Page 1 of 1

PRM experiment using different size FASTA files returns totally different results

Posted: Tue Jul 17, 2018 2:02 pm
by Suola
Hi all,

I recently performed a targeted PRM experiment on Thermo QEplus, with about 60 target peptides from three different human proteins. Among other analyzes, I did two MaxQuant analyses just for giggles on the resulting data, one using a full human FASTA file from UniProt, and one with just the three proteins and their close relatives (ten proteins total) in the FASTA file. These ten proteins are also in the larger whole human proteome FASTA file. Otherwise, all MaxQuant parameters were exactly the same in these two analyses.

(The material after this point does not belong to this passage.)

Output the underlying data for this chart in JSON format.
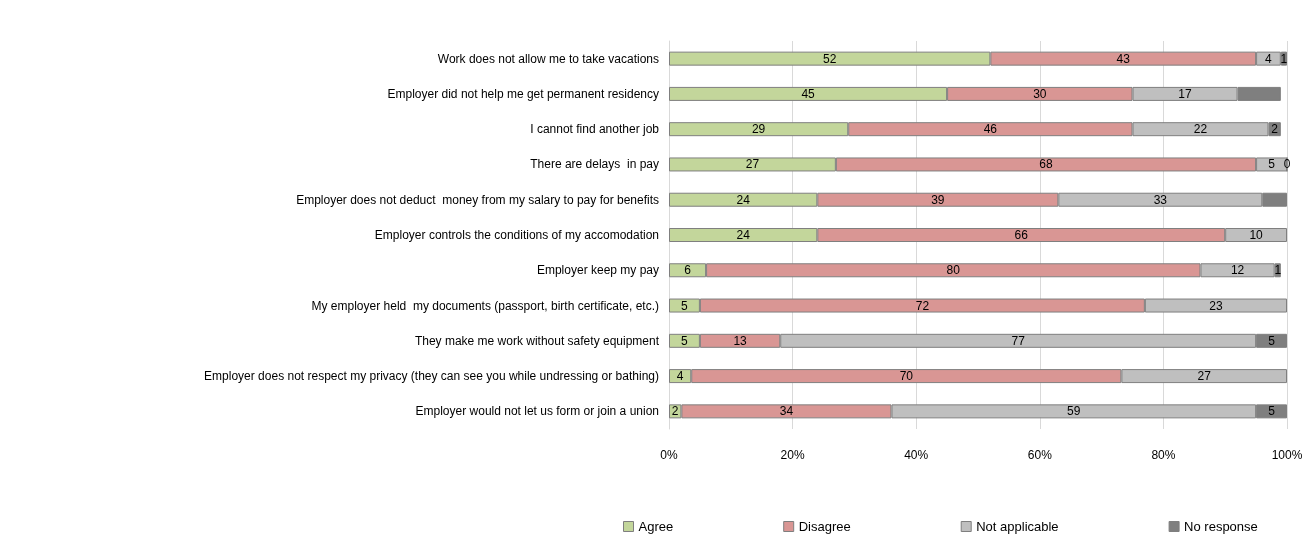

I was surprised to see that the results were very different.. The analysis using the small FASTA file returned total of nine peptides that belong to the three proteins of interest, the PEP values were all about 0.01 and the MaxQuant scores range from 4 to 22. The MS/MS counts are typically around 200.

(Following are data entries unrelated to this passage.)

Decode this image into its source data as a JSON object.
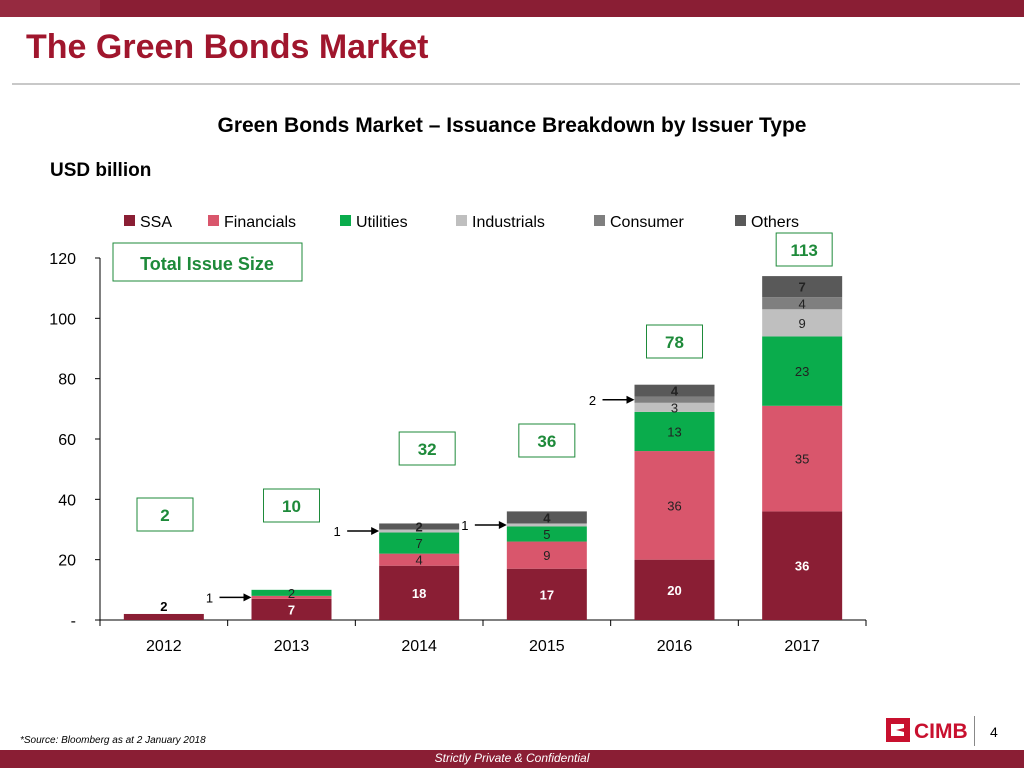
{
  "page": {
    "title": "The Green Bonds Market",
    "footnote": "*Source: Bloomberg as at 2 January 2018",
    "page_number": "4",
    "confidential": "Strictly Private & Confidential",
    "logo_text": "CIMB"
  },
  "chart_data": {
    "type": "bar",
    "stacked": true,
    "title": "Green Bonds Market – Issuance Breakdown by Issuer Type",
    "ylabel": "USD billion",
    "ylim": [
      0,
      120
    ],
    "yticks": [
      {
        "value": 0,
        "label": "-"
      },
      {
        "value": 20,
        "label": "20"
      },
      {
        "value": 40,
        "label": "40"
      },
      {
        "value": 60,
        "label": "60"
      },
      {
        "value": 80,
        "label": "80"
      },
      {
        "value": 100,
        "label": "100"
      },
      {
        "value": 120,
        "label": "120"
      }
    ],
    "legend_position": "top",
    "total_legend_label": "Total Issue Size",
    "categories": [
      "2012",
      "2013",
      "2014",
      "2015",
      "2016",
      "2017"
    ],
    "totals": [
      "2",
      "10",
      "32",
      "36",
      "78",
      "113"
    ],
    "series": [
      {
        "name": "SSA",
        "color": "#8a1e34",
        "values": [
          2,
          7,
          18,
          17,
          20,
          36
        ]
      },
      {
        "name": "Financials",
        "color": "#d9566c",
        "values": [
          0,
          1,
          4,
          9,
          36,
          35
        ]
      },
      {
        "name": "Utilities",
        "color": "#0aac4c",
        "values": [
          0,
          2,
          7,
          5,
          13,
          23
        ]
      },
      {
        "name": "Industrials",
        "color": "#bfbfbf",
        "values": [
          0,
          0,
          1,
          1,
          3,
          9
        ]
      },
      {
        "name": "Consumer",
        "color": "#7f7f7f",
        "values": [
          0,
          0,
          0,
          0,
          2,
          4
        ]
      },
      {
        "name": "Others",
        "color": "#595959",
        "values": [
          0,
          0,
          2,
          4,
          4,
          7
        ]
      }
    ],
    "data_labels": [
      {
        "cat": 0,
        "series": 0,
        "text": "2"
      },
      {
        "cat": 1,
        "series": 0,
        "text": "7"
      },
      {
        "cat": 1,
        "series": 1,
        "text": "1",
        "arrow": true
      },
      {
        "cat": 1,
        "series": 2,
        "text": "2"
      },
      {
        "cat": 2,
        "series": 0,
        "text": "18"
      },
      {
        "cat": 2,
        "series": 1,
        "text": "4"
      },
      {
        "cat": 2,
        "series": 2,
        "text": "7"
      },
      {
        "cat": 2,
        "series": 3,
        "text": "1",
        "arrow": true
      },
      {
        "cat": 2,
        "series": 5,
        "text": "2"
      },
      {
        "cat": 3,
        "series": 0,
        "text": "17"
      },
      {
        "cat": 3,
        "series": 1,
        "text": "9"
      },
      {
        "cat": 3,
        "series": 2,
        "text": "5"
      },
      {
        "cat": 3,
        "series": 3,
        "text": "1",
        "arrow": true
      },
      {
        "cat": 3,
        "series": 5,
        "text": "4"
      },
      {
        "cat": 4,
        "series": 0,
        "text": "20"
      },
      {
        "cat": 4,
        "series": 1,
        "text": "36"
      },
      {
        "cat": 4,
        "series": 2,
        "text": "13"
      },
      {
        "cat": 4,
        "series": 3,
        "text": "3"
      },
      {
        "cat": 4,
        "series": 4,
        "text": "2",
        "arrow": true
      },
      {
        "cat": 4,
        "series": 5,
        "text": "4"
      },
      {
        "cat": 5,
        "series": 0,
        "text": "36"
      },
      {
        "cat": 5,
        "series": 1,
        "text": "35"
      },
      {
        "cat": 5,
        "series": 2,
        "text": "23"
      },
      {
        "cat": 5,
        "series": 3,
        "text": "9"
      },
      {
        "cat": 5,
        "series": 4,
        "text": "4"
      },
      {
        "cat": 5,
        "series": 5,
        "text": "7"
      }
    ]
  }
}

The analysis using the larger fasta file returned eleven peptides that all belong to various proteins but no peptides that are related to my three proteins of interest. The PEP values range from 0.00010434 down to 8.20E-71 and MaxQuant scores from 56 to 146. The MS/MS counts are 1 for all the peptides.

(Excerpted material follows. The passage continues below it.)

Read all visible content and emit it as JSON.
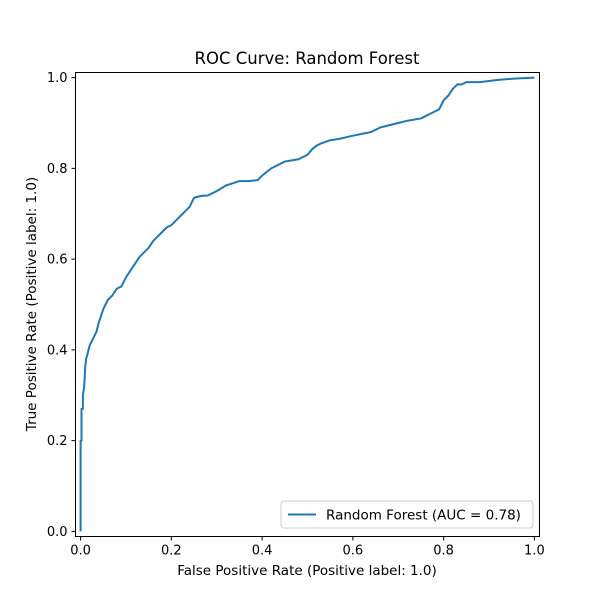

What does this data mean? Why does the larger FASTA file that contains all the sequences in the smaller one does not return the same peptides. Does the peptide scoring depend on the FASTA file size?

Best wishes,

Re: PRM experiment using different size FASTA files returns totally different results

Posted: Wed Sep 05, 2018 1:08 am
by aky
peptide scoring does not specifically depend on FASTA size but there is a correlation with database size. To clarify, DB size doesn't mean FASTA literally but rather the effective search space (or candidate peptide for a given spectrum). While the raw scoring is a goodness-of-fit measure (denoting how good is a match between a given peptide with my spectrum), the final evalue/pvalue or any other measure like PEP, is a global metric of confidence assessment. This means that it depends on which all peptides competed to match the spectrum, and how closely they matched to the spectrum is also defined their competitors. You have poor competitors, you look great. Your competitors are fierce, you barely win.